Tuesday, March 11, 2008

On Crowdsourcing and Linguistics

Rumbling around in my head for some time has been this question: can linguistics take advantage of powerful prediction markets to further our research goals?

It's not clear to me what predictions linguists could compete over, so this remains an open question. However, having just stumbled on to an Amazon.com service designed to harness the power of crowdsourcing called Mechanical Turk (HT Complex Systems Blog) I'm tempted to believe this somewhat related idea could be useful very quickly to complete large scale annotation projects (something I've posted about before), despite the potential for lousy annotations.

The point of crowdsourcing is to complete tasks that are difficult for computers, but easy for humans. For example, here are five tasks currently being listed:

1. Create an image that looks like another image.
2. Extract Meeting Date Information from Websites
3. Your task is to identify your 3 best items for the lists you're presented with.
4. Describe the sport and athlete's race and gender on Sports Illustrated covers
5. 2 pictures to look at and quickly rate subjectively

It should be easy enough to crowdsource annotation tasks (e.g., create a web site people can log in to from anywhere which contains the data with an easy-to-use interface for tagging). "Alas!", says you, "surely the poor quality of annotations would make this approach hopeless!"

Would it?

Recently, Breck Baldwin over at the LingPipe blog discussed the problems of inter-annotator agreement (gasp! there's inter-annotator DIS-agreement even between hip geniuses like Baldwin and Carpenter? Yes ... sigh ... yes there is). However (here's where the genius part comes in) he concluded that, if you're primarily in the business of recall (i.e, making sure the net you cast catches all the fish in the sea, even if you also pick up some hub caps along the way), then the reliability of annotators is not a critical concern. Let's let Breck explain:

The problem is in estimating what truth is given somewhat unreliable annotators. Assuming that Bob and I make independent errors and after adjudication (we both looked at where we differed and decided what the real errors were) we figured that each of us would miss 5% (1/20) of the abstract to gene mappings. If we took the union of our annotations, we end up with .025% missed mentions (1/400) by multiplying our recall errors (1/20*1/20)–this assumes independence of errors, a big assumption.
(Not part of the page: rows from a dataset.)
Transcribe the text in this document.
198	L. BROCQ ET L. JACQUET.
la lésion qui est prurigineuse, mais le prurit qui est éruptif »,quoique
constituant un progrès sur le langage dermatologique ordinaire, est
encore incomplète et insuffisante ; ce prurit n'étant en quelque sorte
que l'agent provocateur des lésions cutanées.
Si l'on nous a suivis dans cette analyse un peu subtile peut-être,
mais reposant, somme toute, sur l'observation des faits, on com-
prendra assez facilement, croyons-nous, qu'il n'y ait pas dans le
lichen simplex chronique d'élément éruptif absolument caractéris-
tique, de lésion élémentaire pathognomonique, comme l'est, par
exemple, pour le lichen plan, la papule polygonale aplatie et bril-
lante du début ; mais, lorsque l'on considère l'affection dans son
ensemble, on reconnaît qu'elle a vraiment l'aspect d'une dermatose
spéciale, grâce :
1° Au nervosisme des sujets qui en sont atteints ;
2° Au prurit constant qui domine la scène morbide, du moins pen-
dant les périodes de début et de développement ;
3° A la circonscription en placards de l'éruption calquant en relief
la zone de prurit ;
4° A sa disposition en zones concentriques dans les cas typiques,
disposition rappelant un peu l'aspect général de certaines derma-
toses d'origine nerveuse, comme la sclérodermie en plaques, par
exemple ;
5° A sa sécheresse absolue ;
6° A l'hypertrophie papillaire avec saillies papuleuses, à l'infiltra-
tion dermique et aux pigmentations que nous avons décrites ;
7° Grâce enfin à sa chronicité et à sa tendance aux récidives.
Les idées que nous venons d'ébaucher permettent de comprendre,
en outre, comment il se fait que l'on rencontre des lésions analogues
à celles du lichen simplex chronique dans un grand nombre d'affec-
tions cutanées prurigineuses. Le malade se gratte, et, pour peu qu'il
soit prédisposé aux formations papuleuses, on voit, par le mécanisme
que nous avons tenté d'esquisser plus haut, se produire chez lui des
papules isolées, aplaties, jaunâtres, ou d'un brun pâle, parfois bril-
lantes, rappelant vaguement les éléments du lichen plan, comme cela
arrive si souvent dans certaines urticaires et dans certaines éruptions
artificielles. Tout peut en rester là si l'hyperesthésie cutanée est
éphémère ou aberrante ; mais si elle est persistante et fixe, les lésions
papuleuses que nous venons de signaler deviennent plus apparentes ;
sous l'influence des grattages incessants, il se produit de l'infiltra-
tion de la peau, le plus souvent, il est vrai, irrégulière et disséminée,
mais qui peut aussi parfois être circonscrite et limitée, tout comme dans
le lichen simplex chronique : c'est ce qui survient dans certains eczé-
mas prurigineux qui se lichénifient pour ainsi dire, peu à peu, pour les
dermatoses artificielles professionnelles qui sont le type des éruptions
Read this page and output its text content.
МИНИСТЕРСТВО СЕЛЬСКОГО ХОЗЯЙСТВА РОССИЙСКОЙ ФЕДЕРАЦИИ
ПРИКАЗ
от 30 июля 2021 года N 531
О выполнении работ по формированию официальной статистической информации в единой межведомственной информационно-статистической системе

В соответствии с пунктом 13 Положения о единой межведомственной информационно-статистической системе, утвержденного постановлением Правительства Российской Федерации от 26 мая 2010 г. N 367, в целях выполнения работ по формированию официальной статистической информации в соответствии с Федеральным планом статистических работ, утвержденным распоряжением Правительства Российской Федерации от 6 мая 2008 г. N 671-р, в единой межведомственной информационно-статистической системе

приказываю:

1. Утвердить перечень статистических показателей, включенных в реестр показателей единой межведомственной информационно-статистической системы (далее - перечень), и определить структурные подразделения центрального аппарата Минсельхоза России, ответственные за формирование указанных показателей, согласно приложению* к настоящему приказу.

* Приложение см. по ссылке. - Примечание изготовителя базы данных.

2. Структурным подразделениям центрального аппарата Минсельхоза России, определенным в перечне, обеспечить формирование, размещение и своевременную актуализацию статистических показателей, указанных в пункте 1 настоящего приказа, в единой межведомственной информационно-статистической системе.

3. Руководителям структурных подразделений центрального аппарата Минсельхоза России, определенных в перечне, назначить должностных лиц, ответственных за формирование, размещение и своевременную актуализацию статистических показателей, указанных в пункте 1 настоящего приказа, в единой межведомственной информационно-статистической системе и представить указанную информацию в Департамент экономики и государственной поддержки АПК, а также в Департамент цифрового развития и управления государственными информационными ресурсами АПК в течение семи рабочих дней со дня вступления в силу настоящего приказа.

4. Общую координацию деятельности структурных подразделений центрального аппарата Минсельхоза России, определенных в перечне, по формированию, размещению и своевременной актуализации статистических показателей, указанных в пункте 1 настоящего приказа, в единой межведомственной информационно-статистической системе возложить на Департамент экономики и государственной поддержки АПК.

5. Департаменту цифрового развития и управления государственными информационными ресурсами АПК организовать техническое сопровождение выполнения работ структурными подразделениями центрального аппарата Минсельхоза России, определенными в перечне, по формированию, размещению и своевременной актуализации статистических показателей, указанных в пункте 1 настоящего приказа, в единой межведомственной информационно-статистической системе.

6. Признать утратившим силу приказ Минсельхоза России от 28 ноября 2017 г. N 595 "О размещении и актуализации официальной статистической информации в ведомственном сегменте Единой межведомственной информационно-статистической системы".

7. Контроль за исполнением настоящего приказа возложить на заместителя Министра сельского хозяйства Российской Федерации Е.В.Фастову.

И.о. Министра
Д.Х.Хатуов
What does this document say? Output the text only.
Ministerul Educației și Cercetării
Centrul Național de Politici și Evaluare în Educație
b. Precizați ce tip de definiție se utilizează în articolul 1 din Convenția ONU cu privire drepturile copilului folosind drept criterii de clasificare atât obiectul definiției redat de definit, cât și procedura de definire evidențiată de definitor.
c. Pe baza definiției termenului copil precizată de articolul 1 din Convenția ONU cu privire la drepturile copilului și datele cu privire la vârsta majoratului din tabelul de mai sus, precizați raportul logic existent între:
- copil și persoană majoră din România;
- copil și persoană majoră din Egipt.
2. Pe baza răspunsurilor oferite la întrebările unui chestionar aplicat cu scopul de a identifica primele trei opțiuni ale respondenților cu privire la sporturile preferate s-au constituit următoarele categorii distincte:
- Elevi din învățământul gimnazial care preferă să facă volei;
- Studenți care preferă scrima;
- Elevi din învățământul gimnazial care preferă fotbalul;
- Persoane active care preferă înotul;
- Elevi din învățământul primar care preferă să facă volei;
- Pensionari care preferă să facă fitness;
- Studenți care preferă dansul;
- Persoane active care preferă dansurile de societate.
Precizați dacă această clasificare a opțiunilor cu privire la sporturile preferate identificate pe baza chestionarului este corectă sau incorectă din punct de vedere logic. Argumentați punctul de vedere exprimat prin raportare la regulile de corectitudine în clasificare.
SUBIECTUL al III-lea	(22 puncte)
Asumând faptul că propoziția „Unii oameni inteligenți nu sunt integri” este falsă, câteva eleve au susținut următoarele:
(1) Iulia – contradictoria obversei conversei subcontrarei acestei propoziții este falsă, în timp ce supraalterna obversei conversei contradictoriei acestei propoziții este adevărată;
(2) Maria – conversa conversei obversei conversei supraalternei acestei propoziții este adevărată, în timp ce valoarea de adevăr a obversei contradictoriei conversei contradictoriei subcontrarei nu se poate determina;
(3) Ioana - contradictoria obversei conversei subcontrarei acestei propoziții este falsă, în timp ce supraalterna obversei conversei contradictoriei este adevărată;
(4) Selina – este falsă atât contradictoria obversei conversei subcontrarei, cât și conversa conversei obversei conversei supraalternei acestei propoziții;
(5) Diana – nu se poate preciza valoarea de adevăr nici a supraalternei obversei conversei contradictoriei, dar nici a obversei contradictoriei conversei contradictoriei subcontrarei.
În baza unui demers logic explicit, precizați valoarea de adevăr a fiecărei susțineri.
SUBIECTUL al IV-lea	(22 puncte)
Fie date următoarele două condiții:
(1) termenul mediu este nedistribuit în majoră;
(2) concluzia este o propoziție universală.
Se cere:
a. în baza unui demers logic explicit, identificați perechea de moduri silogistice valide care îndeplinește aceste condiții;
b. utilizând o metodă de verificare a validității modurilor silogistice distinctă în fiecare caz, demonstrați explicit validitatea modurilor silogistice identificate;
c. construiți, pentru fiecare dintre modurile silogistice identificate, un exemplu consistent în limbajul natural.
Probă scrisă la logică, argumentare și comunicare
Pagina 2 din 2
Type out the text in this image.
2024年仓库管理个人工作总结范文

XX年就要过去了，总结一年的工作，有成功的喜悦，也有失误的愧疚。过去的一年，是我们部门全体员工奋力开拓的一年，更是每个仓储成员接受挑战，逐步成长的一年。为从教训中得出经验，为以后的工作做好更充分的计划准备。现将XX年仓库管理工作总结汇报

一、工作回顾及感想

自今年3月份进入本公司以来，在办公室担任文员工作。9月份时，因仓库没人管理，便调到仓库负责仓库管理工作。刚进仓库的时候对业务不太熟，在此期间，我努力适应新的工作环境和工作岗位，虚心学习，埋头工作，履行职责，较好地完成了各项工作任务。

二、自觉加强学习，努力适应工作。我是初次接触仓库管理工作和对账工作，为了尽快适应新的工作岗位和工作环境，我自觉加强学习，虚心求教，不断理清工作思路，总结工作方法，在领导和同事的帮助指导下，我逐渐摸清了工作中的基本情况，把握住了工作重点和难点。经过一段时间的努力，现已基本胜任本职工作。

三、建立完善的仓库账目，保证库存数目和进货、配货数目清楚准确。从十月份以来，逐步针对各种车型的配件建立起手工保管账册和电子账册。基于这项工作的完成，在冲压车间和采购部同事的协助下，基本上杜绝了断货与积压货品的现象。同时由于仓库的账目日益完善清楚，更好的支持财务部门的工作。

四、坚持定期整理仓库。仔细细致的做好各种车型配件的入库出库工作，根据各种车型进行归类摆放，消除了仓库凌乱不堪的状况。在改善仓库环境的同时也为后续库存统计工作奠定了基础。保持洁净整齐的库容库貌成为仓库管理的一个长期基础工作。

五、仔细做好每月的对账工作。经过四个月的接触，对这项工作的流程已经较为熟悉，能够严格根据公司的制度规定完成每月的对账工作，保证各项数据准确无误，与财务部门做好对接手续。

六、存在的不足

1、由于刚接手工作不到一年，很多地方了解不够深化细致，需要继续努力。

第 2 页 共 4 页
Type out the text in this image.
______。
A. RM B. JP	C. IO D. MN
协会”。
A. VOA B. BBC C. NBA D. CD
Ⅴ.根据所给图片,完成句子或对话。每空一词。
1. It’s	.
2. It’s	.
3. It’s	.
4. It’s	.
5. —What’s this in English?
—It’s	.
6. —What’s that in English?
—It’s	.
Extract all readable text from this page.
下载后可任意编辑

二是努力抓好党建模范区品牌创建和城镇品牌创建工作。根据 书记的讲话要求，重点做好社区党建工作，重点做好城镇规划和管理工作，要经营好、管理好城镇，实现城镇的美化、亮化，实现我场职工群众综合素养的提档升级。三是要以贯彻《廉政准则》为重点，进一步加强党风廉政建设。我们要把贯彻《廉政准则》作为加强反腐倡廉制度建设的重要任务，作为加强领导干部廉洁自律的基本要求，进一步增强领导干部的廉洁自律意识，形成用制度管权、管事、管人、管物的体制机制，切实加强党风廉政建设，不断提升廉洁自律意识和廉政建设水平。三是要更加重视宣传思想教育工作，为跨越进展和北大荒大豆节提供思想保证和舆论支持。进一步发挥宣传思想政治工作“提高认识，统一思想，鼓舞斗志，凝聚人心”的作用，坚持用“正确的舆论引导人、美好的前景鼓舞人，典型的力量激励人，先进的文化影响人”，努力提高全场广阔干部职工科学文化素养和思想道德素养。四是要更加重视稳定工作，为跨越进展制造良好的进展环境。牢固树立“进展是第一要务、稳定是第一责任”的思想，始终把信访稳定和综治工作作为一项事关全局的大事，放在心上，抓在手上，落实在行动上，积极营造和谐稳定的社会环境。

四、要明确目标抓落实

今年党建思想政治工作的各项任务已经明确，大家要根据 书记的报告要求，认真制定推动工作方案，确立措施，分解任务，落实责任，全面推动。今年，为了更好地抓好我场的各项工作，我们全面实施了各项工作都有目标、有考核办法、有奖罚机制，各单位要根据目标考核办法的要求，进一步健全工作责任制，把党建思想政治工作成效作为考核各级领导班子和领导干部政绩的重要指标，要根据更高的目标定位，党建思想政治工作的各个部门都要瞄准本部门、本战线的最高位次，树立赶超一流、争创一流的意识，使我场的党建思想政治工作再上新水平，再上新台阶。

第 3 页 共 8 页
Now we have a much better upper limit that is in the 99% range, and more importantly, a perspective on how to accumulate a recall gold standard. Basically we should take annotations from all remotely qualified annotators and not worry about it. We know that is going to push down our precision (accuracy) but we are not in that business anyway.

Unless I've mis-understood Baldwin's post (I'm just a lousy linguist mind you, not a genius, hehe) then the major issue is adjudicating the error rate of a set of crowdsourced raters. Couldn't a bit of sampling do this nicely? If you restricted the annotators to, say, grad students in linguistics and related fields, the threshold of "remotely qualified" should be met, and there's plenty of grad students floating around the world.

This approach strikes me as related to the recent revelations that Wikipedia and Digg and other groups that try to take advantage of web democracy/crowd wisdom are actually functioning best when they have a small group of "moderators" or "chaperones" (read Chris Wilson's article on this topic here).

So, take a large group of raters scattered around the whole wide world, give them the task and technology to complete potentially huge amounts of annotations quickly, chaperone their results just a bit, and voilĂ , large scale annotation projects made easy.

You're welcome, hehe.


lingpipe-blog.com said...

With enough annotators and enough independence of annotation mistakes, you should be able to converge to a consistent annotation.

There are two empirical issues. One, do you get enough independence of annotation. Two, is the truth really out there? That is, with all the adjudication in the world after the fact, can we ever catch up with the long tail of hard cases?

There are some fundamental problems already, such as the phrase "Bob Dylans", which refers to multiple actors playing the "same" real character under different aspects in a recent movie. How do we annotate that?

And what about that pesky phosphorence gene that was spliced into the mouse genome to support genomics experiments? It's originally a jellyfish gene, but jellyfish aren't an organism in Entrez. Do we consider it a mouse gene even if it's been engineered into mice?

I'm primarily interested in trying to get a statistical handle on just how many annotators we'll need to be confident that unioning their answers gives us high recall. I think the problem is that you're going to need a lot more annotators to also get high precision, and I'm not sure it'll converge, but it's what I'd like to estimate by measuring correlations of mistakes.

Leon Peshkin at Harvard, who we're working with on our NIH grant, is pursuing exactly the crowdsourcing model you propose to annotate biomedical texts for relations among genes and between genes and diseases.

Chris said...

Thanks for the comment. I'll have to look in to Peshkin's work. Thanks!